Isolation of peptides arising from the specific posttranslational processing of chromogranin A and chromogranin B from human pheochromocytoma tissue

Abstract

An extract of human adrenal medullary pheochromocytoma tissue was fractionated by gel permeation chromatography, and peptides of major abundance in the approximate molecular mass range 1000–4000 were purified to apparent homogeneity by reverse phase HPLC. Determination of the primary structures of four such peptides demonstrated that they were fragments of either chromogranin A or chromogranin B. The peptide WSKMDQLAKELTAE represents chromogranin A(324–337), the peptide LGELFNPYYDPLQWKSSHFE represents chromogranin B(498–517), the peptide NLARVPKLDL represents chromogranin B(568–577), and the peptide QYDRVAQLDQLLHY (isolated as the N- terminal pyroglutamyl derivative) represents chromogranin B(580–593). Analysis of the nucleotide sequences of cDNAs complementary to human chromogranin A and B messenger RNAs indicates that each of these peptide sequences is flanked by pairs or groups of basic residues, suggesting that these fragments are the products of specific posttranslational processing.

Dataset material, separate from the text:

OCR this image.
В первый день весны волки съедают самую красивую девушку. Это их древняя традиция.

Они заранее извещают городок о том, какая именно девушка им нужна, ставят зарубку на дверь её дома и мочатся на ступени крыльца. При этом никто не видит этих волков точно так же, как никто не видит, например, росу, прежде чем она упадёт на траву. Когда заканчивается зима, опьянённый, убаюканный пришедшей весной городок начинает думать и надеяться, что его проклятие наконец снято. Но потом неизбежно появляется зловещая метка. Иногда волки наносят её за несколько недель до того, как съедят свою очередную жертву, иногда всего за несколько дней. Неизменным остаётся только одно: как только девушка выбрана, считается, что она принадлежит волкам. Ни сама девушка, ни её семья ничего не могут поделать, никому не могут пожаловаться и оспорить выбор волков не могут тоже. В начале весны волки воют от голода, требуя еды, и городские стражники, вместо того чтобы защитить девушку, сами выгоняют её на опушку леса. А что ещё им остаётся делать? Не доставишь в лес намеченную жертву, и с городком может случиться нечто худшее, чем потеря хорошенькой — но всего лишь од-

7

In addition, a peptide identified as chromogranin B(496–517) was isolated from extract. This component represents the product of incomplete proteolytic cleavage at the Lys 494-Arg 495-Lys 496-Arg 497 processing site in chromogranin B. A minor component in the extract was identified as chromogranin B(508–517), but this component probably represents an artifact of the extraction procedure arising from the hydrolysis of the acid labile Asp 507-Pro 508 bond. The study has shown that chromogranin A and B in pheochromocytoma tissue function as the precursors of several small peptides that may have a regulatory role.